|Year : 2018 | Volume
| Issue : 2 | Page : 105-108
Role of cervical vestibular-evoked myogenic potentials in evaluating vestibular dysfunction in patients with Type II diabetes mellitus: A prospective institutional study
Sitaramaraju Kanumuri, Krishna Vemuru Chaitanya, Janardhan Nara, K Vasu Kumar Reddy
Department of ENT, Narayana Medical College and Hospital, Nellore, Andhra Pradesh, India
|Date of Web Publication||4-Sep-2018|
Dr. Krishna Vemuru Chaitanya
Department of ENT, Quarters No. 98, Narayana Medical College and Hospital, Chinthareddypalem, Nellore - 524 003, Andhra Pradesh
Source of Support: None, Conflict of Interest: None
Introduction: Cervical Vestibular Evoked Myogenic Potentials (C VEMP) is new dimension of non-invasive investigation to evaluate integrity of Saccule and inferior vestibular nerve by means of sacculo-collic reflex. In this study, we intend to use cervical vestibular evoked Myogenic potential as tool to investigate prevalence of vestibular dysfunction in patients with type II diabetes mellitus. Objectives: To study the prevalence of vestibular dysfunction as measured by cervical Vestibular Evoked Myogenic Potentials in patients with type 2 diabetes mellitus. Results: Prospective study performed on patients presenting in Otorhinolaryngology department during 2013-2016. Patients in study with type 2 diabetes mellitus of greater than 5 years underwent vestibular assessment by using Cervical Vestibular Evoked Myogenic Potentials. It was observed that 4 (10.0%) patients had absent bilateral Cervical Vestibular Evoked Myogenic Potentials responses, 8(20.0%) patients had delayed Cervical Vestibular Evoked Myogenic Potentials responses with delayed p1 and n1 latencies. Discussion and Conclusion: In diabetic individuals who are asymptomatic in patients who never complained of giddiness, Cervical Vestibular Evoked Myogenic Potentials identified vestibular dysfunction in 25% of patients. In symptomatic diabetic mellitus individuals, Cervical Vestibular Evoked Myogenic Potentials was able to identify 33.3% of vestibular dysfunction, however in another 33.3% of patients where Cervical Vestibular Evoked Myogenic Potentials failed to identify.

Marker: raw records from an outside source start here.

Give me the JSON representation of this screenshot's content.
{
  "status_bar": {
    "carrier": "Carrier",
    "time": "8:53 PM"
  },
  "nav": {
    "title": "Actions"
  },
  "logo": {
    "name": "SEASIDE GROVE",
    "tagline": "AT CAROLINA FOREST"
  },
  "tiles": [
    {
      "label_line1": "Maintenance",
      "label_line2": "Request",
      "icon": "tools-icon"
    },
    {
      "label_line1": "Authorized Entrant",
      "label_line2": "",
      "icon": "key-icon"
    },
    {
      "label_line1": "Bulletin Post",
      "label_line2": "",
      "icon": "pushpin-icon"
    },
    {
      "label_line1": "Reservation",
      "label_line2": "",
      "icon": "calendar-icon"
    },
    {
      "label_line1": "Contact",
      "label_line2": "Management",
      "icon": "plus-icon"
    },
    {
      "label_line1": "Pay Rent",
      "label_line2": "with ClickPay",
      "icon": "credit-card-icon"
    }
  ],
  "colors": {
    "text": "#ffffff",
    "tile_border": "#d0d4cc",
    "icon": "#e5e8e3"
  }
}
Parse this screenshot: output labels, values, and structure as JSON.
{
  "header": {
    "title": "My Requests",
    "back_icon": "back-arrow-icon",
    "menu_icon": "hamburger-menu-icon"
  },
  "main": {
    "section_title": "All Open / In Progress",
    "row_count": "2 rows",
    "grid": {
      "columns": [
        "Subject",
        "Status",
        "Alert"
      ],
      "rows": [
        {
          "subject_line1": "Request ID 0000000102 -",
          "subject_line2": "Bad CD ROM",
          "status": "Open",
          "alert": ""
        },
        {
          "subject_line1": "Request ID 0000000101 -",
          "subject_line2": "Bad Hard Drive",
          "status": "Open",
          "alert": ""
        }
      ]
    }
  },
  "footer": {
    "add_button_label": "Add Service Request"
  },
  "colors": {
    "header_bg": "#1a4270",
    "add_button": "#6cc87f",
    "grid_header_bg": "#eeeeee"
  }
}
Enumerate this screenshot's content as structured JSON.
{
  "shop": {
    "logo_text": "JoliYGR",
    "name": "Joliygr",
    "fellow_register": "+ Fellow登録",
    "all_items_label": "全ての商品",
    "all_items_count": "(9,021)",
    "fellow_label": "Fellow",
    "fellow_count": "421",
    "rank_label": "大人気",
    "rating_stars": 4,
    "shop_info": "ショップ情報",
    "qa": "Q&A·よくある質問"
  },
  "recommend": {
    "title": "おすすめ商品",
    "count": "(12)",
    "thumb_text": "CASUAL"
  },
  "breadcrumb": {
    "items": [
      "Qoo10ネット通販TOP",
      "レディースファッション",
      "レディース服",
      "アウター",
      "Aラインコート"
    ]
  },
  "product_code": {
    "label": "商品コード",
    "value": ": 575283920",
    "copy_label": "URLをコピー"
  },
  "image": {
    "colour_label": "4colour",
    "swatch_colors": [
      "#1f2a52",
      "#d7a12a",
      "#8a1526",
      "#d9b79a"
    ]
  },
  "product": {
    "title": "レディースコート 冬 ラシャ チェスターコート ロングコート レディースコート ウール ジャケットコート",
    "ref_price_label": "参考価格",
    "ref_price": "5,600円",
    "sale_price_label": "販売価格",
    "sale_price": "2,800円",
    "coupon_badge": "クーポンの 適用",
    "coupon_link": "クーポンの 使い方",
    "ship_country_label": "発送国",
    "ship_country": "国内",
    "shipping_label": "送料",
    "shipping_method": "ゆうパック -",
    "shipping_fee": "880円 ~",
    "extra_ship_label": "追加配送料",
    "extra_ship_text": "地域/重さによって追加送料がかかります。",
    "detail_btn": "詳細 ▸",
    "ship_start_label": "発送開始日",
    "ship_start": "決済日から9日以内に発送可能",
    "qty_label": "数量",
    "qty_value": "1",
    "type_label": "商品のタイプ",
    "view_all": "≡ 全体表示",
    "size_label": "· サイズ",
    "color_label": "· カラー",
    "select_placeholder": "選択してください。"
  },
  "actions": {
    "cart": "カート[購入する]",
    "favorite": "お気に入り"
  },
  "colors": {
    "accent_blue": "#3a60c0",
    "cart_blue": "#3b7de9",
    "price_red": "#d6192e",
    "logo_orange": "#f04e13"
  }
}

Keywords: Cervical vestibular-evoked myogenic potentials, diabetes mellitus, vestibular deficiency
|How to cite this article:|
Kanumuri S, Chaitanya KV, Nara J, Kumar Reddy K V. Role of cervical vestibular-evoked myogenic potentials in evaluating vestibular dysfunction in patients with Type II diabetes mellitus: A prospective institutional study. Indian J Otol 2018;24:105-8
|How to cite this URL:|
Kanumuri S, Chaitanya KV, Nara J, Kumar Reddy K V. Role of cervical vestibular-evoked myogenic potentials in evaluating vestibular dysfunction in patients with Type II diabetes mellitus: A prospective institutional study. Indian J Otol [serial online] 2018 [cited 2019 May 26];24:105-8. Available from: http://www.indianjotol.org/text.asp?2018/24/2/105/240562
| Introduction|| |
Cervical vestibular-evoked myogenic potentials (cVEMPs) is a new dimension in vestibular system investigation; it is a noninvasive investigation to evaluate the integrity of saccule and inferior vestibular nerve by means of sacculo-collic reflex. Vertiginous attacks are common in patients with type II diabetes mellitus due to poor glycemic control. However, recent literature suggests the role of vestibular dysfunction for these vertiginous attacks.
Vestibulopathy, a term often suggestive of hypofunction in horizontal as well as vertical canals evidenced with electronystagmography (ENG) and cVEMP, does cause a significant problem in the elderly. The problem may cause oscillopsia during locomotion and/or head movements, which often causes unsteadiness. Many morphological studies have suggested that microvascular and connective tissue changes as well as alteration of inner fluid metabolism contribute to otolith injury in people with diabetes.
The application of cVEMP to study the function of otolith organ and integrity of inferior vestibular nerve in patients with diabetes is not eloquently reported earlier. In this study, we intend to use cVEMP as a tool to investigate the prevalence of vestibular dysfunction in patients with type II diabetes mellitus.
The objective of this study is to study the prevalence of vestibular dysfunction as measured by cVEMP in patients with type II diabetes mellitus.
| Materials and Methods|| |
This was a prospective study performed on patients presenting to otorhinolaryngology department during 2013–2016. A total of sixty people were selected for the study. A group of twenty normal nondiabetic individuals who were similar to the study group comprising of forty patients suffering from type 2 diabetes mellitus were studied to establish the normalcy values of cVEMP. These normative data of cVEMP were considered as the normative values and formed the standard criteria for comparison.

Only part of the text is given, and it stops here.